One of the surprises of the 2008 global financial crisis is that the “great recession" that followed did not trigger much of a protectionist backlash. Developments this week suggest that, in the absence of more enlightened political leadership, this may be changing.

As output collapsed after the financial system’s “sudden stop" in the fall of 2008, and as a damaging global depression loomed, there were fears that countries would adopt protectionist trade measures as a way to promote their own growth at the expense of others.

This was avoided for two major reasons: the conviction that such beggar-thy-neighbour policies were likely to be ineffective, if not counter-productive, over the longer term, and the willingness of Group of 20 leaders to adopt a comprehensive pro-growth policy agenda at their April 2009 summit meeting.

But what worked well then was not sustained. Rather than use the London gathering as a foundation to maintain a comprehensive pro-growth policy, advanced economies one after the other slipped into excessive and prolonged reliance on just their central banks. And because monetary policy tools, including innovative unconventional ones, are ill-suited to sustainable fixes for the ailments of advanced countries, macroeconomic outcomes repeatedly failed to promote inclusive prosperity.

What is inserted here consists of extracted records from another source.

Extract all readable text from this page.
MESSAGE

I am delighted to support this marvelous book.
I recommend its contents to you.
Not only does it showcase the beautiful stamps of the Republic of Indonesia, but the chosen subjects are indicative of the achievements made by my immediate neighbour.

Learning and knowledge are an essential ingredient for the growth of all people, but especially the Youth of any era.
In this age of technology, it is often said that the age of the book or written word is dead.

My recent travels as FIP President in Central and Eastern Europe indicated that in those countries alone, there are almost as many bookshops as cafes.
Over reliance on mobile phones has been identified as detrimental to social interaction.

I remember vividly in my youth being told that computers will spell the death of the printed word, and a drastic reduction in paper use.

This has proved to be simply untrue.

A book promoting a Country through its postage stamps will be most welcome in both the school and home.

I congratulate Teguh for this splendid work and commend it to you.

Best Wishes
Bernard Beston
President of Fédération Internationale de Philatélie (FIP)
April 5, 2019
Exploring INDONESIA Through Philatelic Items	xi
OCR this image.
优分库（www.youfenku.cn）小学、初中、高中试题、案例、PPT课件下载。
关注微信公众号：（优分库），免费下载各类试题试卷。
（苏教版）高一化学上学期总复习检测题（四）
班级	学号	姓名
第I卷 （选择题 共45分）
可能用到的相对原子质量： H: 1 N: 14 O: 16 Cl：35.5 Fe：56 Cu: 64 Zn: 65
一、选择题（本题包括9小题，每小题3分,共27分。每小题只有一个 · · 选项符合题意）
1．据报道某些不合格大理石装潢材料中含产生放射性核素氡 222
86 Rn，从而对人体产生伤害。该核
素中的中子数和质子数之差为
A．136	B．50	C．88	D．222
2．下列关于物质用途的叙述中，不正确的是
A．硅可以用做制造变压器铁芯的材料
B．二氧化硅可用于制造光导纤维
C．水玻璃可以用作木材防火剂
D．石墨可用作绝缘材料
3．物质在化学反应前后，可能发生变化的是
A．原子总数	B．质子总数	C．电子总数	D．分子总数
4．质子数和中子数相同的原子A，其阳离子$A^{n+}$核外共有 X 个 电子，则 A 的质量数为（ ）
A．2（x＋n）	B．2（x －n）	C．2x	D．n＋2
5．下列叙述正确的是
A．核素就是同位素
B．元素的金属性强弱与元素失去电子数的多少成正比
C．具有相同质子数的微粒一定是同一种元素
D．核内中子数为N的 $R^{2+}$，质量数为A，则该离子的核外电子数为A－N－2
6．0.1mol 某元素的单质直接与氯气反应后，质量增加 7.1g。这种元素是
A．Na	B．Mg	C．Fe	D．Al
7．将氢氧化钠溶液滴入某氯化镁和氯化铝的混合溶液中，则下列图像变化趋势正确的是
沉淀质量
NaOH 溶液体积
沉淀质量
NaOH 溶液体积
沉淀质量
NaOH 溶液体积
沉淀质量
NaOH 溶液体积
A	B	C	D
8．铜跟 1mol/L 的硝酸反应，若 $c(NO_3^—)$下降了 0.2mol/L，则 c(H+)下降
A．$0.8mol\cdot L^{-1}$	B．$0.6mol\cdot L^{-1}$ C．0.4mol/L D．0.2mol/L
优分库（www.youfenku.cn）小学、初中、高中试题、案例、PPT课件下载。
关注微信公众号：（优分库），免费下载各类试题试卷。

This protracted period of low growth and rising inequality is now threatening the consensus in favour of globalization and regional integration. As a result, progress on liberalization and cross-border integration is hitting a wall.

This week, both France and Germany publicly raised questions about the Transatlantic Trade and Investment Partnership being negotiated by the European Union and the US. French officials went as far as to urge EU officials in Brussels to halt the discussions.

In addition, the Trans-Pacific Partnership seems increasingly unlikely to be ratified, given the limited appetite for any such deals in the US Congress.

It is not just negotiations on new free trade arrangements that are stalling. The UK’s vote in June in favour of Brexit showed that even long-standing existing agreements can no longer be taken for granted.

All of these events are heavily influenced by a broader common force: popular dissatisfaction with enduring low growth and rising inequality, both of which have fuelled the popularity of anti-establishment movements that advocate nationalistic policies. Indeed, the next step could involve a more forceful push to go beyond simply countering future regionalization and globalization initiatives to weakening existing ones. The North American Free Trade Agreement and the EU are already in the crosshairs of anti-establishment politicians.

An increasing number of governments have been tilting away from their traditional free trade orientation and towards a more insular stance. The weak version of this trend is to stress that trade needs to be fair and not just free. The stronger version is to promote import-substitution, as well as discourage inflows of foreign goods and money.

Conventional politicians justify their use of a tone that recognizes and accommodates these strengthening protectionist forces by arguing that the hit to global trade and cross-border investment would be much more durable and damaging if anti-establishment movements came to power.

In the shorter term, these developments represent yet another headwind to global trade and growth. To minimize the adverse consequences, one possibility would be for countries to come together —starting with the G-20 summit next week—and should make credible commitments to enacting more detailed measures consistent with the rhetoric and commitments made at previous gatherings.

That, however, is unlikely, given that many advanced countries’ leaders find themselves constrained by a fraught political atmosphere at home. Instead, the election calendar in Europe and the US mean we should expect a further shift, especially in the short term, away from cross-border integration across regions or within them. BLOOMBERG

Mohamed A. El-Erian is a Bloomberg View columnist and chief economic adviser at Allianz SE.